His speed also helps him offensively. Mitchell uses that quickness to get to the rim with ease as well along with getting to his comfort spots on the court. He is a shot maker and is comfortable being the guy on offense as he showed while playing for the Cardinals, attempting 13.1 field goals per game. Mitchell’s aggressiveness can be viewed as positive since it shows he can be a guy who you can rely on when Chicago rolls out their bench lineups. His three-point shooting is something that will be much needed, especially when Butler drives and needs a consistent kick-out option.


Most, if not all, of Mitchell’s weaknesses are on the offensive end. One of them is poor percentages when it comes to scoring at the rim. As noted by Draft Express, Mitchell only shoots 49.4% at the basket, which is something he needs to improve drastically. He can get to the basket with ease with his speed and athleticism but it doesn't mean anything if he can’t make the shot. This also points to another problem in Mitchell’s game: his decision making. He is prone to making things tougher on offense for himself and his team by taking tough jumpers instead of passing the ball off. It’s less of him being a ball-hog and more of him being more aggressive than he needs to be at times.

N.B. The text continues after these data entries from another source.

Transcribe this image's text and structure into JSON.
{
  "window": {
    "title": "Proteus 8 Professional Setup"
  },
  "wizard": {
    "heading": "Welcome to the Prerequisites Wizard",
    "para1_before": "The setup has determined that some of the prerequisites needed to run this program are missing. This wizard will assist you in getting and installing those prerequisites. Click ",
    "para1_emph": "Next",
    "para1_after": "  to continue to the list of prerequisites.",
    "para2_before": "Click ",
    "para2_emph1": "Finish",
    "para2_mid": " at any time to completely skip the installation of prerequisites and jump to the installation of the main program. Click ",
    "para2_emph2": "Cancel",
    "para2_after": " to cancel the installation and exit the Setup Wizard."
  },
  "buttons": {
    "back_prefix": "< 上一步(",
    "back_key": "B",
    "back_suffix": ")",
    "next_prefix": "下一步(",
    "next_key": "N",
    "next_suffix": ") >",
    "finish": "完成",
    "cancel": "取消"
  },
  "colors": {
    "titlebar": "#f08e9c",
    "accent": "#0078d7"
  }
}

He just needs to let the game come to him and figure out when are the best times to be aggressive. A lot of these things will come to him as he plays more and more minutes in the NBA. It takes time to adjust for any rookie and Mitchell is no exception. This problem will also surely cut down in Chicago where Mitchell doesn’t have to be the man offensively. He just needs to work on his three-point shooting, which is showing improvement but at 35.4%, he still has work to do. The key for Mitchell will be his ability to shoot well from deep. It will help keep defenses honest and it takes away a huge part of his game if he can’t knock it down on a consistent basis.

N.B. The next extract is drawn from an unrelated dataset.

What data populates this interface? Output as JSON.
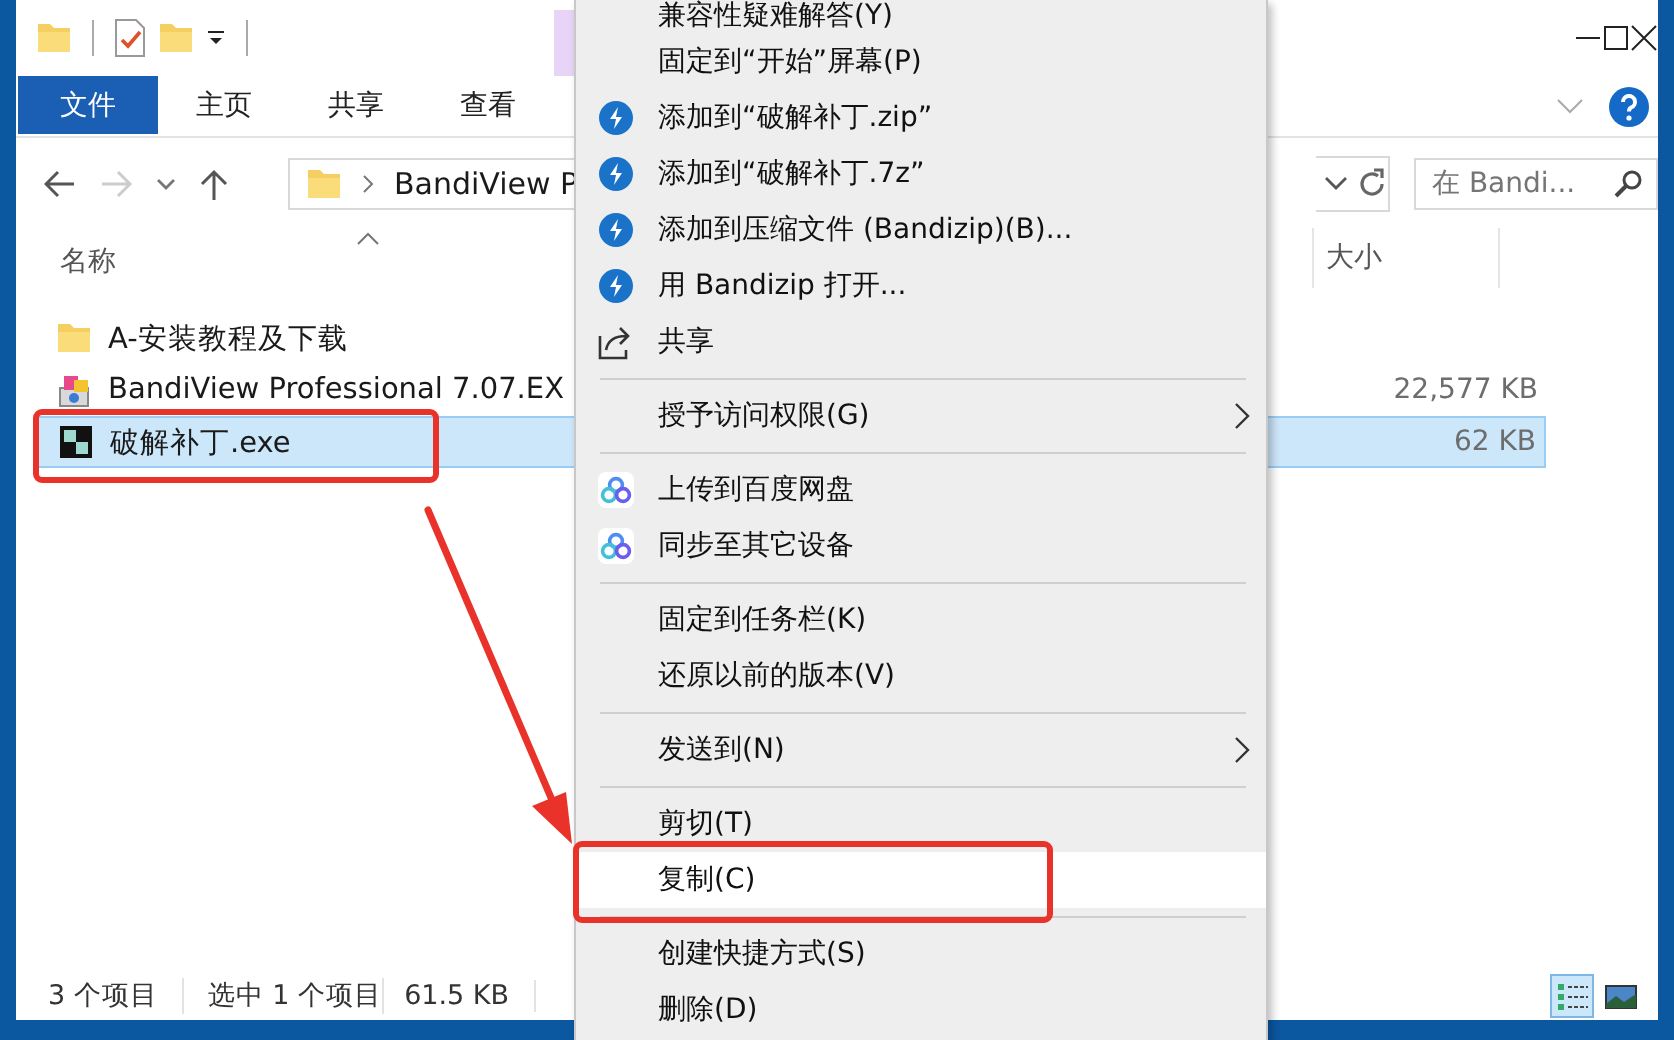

His size will certainly be a problem defensively and he will be overmatched against bigger players. But his speed and length will surely make up for it.

Overall, Mitchell would be a very solid fit for the Bulls. Jimmy Butler needs a “3 and D” player alongside him for the offense to really flourish. It will help spread the floor and allow Butler’s playmaking abilities to take over. Defensively Mitchell will be a great help as his ability to check both guard positions along with some forwards will allow Fred Hoiberg to roll him out in different lineups.

This sentiment about Mitchell is also expressed by Blog A Bull’s own Ricky O’Donnell, (who also suggested the Bulls should look at drafting Baldwin Jr. last year):

Donovan Mitchell would be a natural fit with the Bulls if they really did decide to put the ball in Jimmy Butler's hands on a regular basis. If that were to happen, the Bulls would need someone to defend point guards on the other and Mitchell is naturally suited for that.

I would really like Mitchell because I think he could play off Butler well, perhaps flanked by Denzel Valentine at the three. That would give the Bulls some shooting, some passing, some defense and some athleticism all on the floor at the same time.

The Bulls need to get more younger and athletic, and drafting Mitchell would be a great step in that direction.